Aloha Airlines Ends Interisland Cargo Service

Carrier Flew 85 Percent Of Hawaii's Packages, Mail

Cargo operations in Hawaii took a major hit Monday, when bankrupt Aloha Airlines shut down its cargo division after being denied additional financing by its primary lender.

Despite the operation's profitability -- Aloha carries 85 percent of Hawaiian interisland cargo, including mail -- GMAC Commercial Finance pulled further financing to keep Aloha going, after both bidders for the cargo service withdrew their bids.

The Associated Press reports one of those companies, Jupiter Holdings Group, pulled out when Aloha and GMAC raised the asking price for the cargo division to $15 million -- above Jupiter's $13.65 million offer, which was the highest bid received.

Loss of funding means the assets of Aloha's cargo operation will be liquidated... and leaves the mayors of Maui, Kauai and the Big Island scrambling to establish continuing interisland cargo service.

"Because it was a grim possibility, it takes us all by surprise," US Bankruptcy Court Judge Lloyd King said.

As ANN reported, Aloha filed for Chapter 11 bankruptcy March 20, but continued operating its passenger service in hopes a buyer would materialize. No one stepped up to take over the unprofitable enterprise, however, and the carrier stopped all passenger operations March 31.

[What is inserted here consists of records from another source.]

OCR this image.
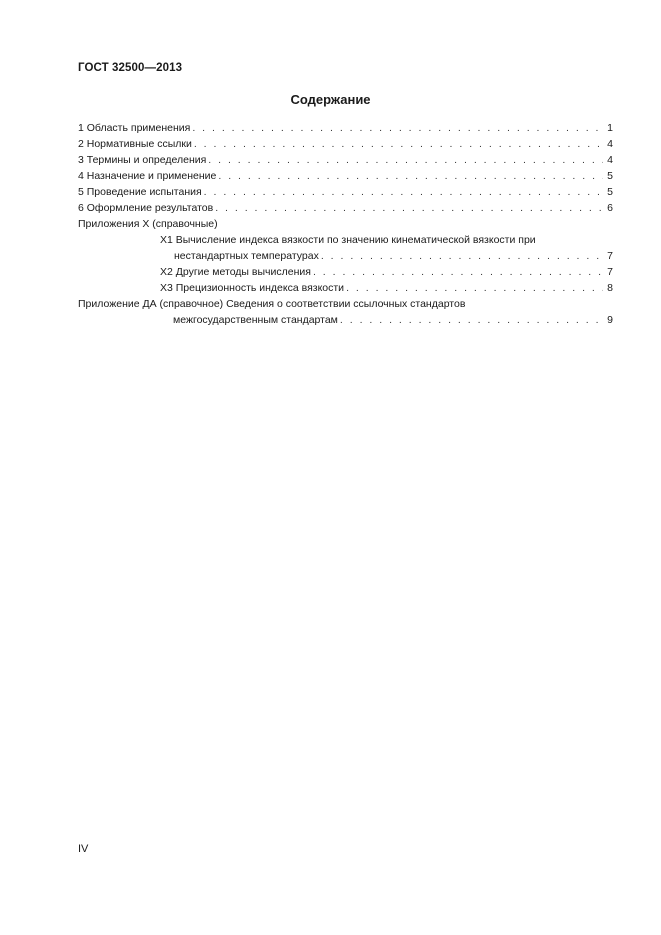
ГОСТ 32500—2013
Содержание
1 Область применения . . .	1
2 Нормативные ссылки . . .	4
3 Термины и определения . . .	4
4 Назначение и применение . . .	5
5 Проведение испытания . . .	5
6 Оформление результатов . . .	6
Приложения Х (справочные)
X1 Вычисление индекса вязкости по значению кинематической вязкости при
нестандартных температурах . . .	7
X2 Другие методы вычисления . . .	7
X3 Прецизионность индекса вязкости . . .	8
Приложение ДА (справочное) Сведения о соответствии ссылочных стандартов
межгосударственным стандартам . . .	9
IV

In business for 61 years, Aloha blamed its decision on rising fuel prices, and stiff competition from upstart carrier go! Airlines. That discount airline's entry into the Hawaii interisland passenger-carrying market in summer 2006 shook up the market dominated for years by Aloha and rival Hawaiian Airlines, as the Mesa Air Group subsidiary offered money-losing fares as low as $39 to attract fliers.

Aloha's air cargo business was its only division to make a large profit. Earlier this month, Aloha also announced the sale of the airline's moderately-profitable contract services division to Pacific Air Cargo for $2.2 million.